SCOTLAND would be in an "emphatically strong place" if it becomes the only nation in the UK to retain access to the EU single market post-Brexit, a leading lawyer has said.
Philip Rodney, chairman of Scottish legal firm Burness Paull, said such an outcome could trigger a "renaissance" for Edinburgh and Glasgow as key European centres of finance.
Writing in the Herald today, Mr Rodney admits that the shock outcome of last week's referendum has also led him to reconsider his previous opposition to Scottish independence.

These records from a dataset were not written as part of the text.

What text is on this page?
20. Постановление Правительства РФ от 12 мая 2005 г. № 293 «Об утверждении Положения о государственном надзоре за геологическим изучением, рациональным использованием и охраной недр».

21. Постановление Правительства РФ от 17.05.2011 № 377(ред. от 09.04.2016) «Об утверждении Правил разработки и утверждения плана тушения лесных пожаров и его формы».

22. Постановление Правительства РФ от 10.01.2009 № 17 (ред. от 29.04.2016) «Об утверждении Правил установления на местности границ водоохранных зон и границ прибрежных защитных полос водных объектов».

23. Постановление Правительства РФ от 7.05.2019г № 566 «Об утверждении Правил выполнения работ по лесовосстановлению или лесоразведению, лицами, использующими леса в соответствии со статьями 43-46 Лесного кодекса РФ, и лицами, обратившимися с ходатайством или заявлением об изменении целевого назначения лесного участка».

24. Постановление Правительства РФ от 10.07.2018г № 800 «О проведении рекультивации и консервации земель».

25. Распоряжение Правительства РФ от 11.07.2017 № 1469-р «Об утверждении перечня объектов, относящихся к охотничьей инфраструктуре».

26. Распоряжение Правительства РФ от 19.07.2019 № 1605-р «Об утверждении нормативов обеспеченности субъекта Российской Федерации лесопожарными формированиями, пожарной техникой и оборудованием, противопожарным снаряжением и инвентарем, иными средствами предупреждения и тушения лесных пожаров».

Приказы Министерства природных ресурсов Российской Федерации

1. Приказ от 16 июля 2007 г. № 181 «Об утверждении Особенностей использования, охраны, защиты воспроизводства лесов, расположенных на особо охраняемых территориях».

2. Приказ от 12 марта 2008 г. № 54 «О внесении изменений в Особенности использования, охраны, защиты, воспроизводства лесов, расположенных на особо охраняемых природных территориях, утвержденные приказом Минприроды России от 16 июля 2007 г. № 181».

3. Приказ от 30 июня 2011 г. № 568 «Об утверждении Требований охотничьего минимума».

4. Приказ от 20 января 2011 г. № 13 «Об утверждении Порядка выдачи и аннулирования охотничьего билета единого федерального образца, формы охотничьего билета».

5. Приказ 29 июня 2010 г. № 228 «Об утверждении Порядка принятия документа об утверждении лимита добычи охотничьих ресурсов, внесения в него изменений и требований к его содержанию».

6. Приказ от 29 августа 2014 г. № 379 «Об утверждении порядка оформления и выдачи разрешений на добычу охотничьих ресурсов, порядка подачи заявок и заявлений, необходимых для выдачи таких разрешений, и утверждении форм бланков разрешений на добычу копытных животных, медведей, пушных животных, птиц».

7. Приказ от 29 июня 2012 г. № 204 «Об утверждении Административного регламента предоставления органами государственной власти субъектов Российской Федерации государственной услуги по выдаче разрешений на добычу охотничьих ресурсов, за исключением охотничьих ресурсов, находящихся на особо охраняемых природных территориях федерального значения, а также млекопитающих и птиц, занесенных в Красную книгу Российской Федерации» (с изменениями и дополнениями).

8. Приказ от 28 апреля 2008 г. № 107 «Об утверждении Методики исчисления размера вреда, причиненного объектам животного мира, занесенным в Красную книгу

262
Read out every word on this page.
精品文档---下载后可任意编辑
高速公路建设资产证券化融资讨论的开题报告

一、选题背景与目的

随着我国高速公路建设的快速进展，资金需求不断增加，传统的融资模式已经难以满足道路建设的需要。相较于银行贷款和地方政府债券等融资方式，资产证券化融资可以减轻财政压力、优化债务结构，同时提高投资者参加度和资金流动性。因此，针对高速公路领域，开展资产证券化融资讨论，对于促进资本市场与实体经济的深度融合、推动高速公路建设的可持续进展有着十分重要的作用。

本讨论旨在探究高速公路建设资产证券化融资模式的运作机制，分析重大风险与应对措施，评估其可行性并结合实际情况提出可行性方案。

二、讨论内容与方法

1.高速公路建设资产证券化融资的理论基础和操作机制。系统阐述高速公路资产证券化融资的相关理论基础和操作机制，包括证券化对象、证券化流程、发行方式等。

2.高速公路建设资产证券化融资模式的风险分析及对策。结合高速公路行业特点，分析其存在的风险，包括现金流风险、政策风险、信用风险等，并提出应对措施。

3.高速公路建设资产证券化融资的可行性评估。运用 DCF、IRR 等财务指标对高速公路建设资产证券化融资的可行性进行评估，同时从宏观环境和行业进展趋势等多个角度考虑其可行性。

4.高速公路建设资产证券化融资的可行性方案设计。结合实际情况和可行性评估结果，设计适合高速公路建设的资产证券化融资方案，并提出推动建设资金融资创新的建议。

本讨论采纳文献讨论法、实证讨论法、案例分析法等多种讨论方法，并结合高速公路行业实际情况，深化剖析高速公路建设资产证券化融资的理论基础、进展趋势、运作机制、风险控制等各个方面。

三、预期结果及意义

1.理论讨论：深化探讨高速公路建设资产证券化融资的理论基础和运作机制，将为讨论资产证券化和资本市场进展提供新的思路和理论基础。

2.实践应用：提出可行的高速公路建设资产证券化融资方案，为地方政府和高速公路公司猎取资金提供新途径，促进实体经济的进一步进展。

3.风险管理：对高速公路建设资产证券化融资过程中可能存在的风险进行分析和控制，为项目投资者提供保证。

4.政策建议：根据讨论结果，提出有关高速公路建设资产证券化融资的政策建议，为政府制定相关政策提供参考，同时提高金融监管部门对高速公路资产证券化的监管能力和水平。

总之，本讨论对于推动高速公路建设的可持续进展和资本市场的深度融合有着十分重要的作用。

He said: "I voted No in the IndyRef and voted Remain in the EU Referendum. Nationalism as a political force has seemed at odds with my perspective as a committed European and internationalist ...
"While I would still find it hard to bring myself to vote to break up the United Kingdom, I would not find it difficult to support moves by Scotland to remain in the EU even if other parts of the UK chose to do something else."
First Minister Nicola Sturgeon said last week that she found it "democratically unacceptable" that Scotland, where 62 per cent of voters backed Remain, could be ejected from the EU against its will as a result of the UK Leave vote.
She is seeking talks with EU leaders and has not ruled out a second independence referendum to ensure Scotland can remain an EU member, with access to the single market.
Mr Rodney, a commercial litigator, said this "could put Scotland in an emphatically strong place".
He added: "Ironically, after years of gradual leakage of financial services activity from Scotland to the City, Edinburgh and Glasgow could see a renaissance as centres of the financial services sector.
"They have the expertise, the heritage and capacity to do so – and from a cost base that is a fraction of the norm in the Golden Mile."
It comes as the executive chairman of Cicero Group, Iain Anderson, held talks SNP over moves to position Edinburgh as a centre of financial services.
Mr Anderson, whose clients include City heavyweights BlackRock, Rio Tinto and Barclays, said his firm would be willing to back the party's plans to access Europe.
He told business website City A.M.: “I'm engaging with the SNP directly because in the political vacuum we now have in Westminster, financial services firms need to know whether or not there are options, and if one of those options is the single market in Edinburgh then that has to be treated seriously.”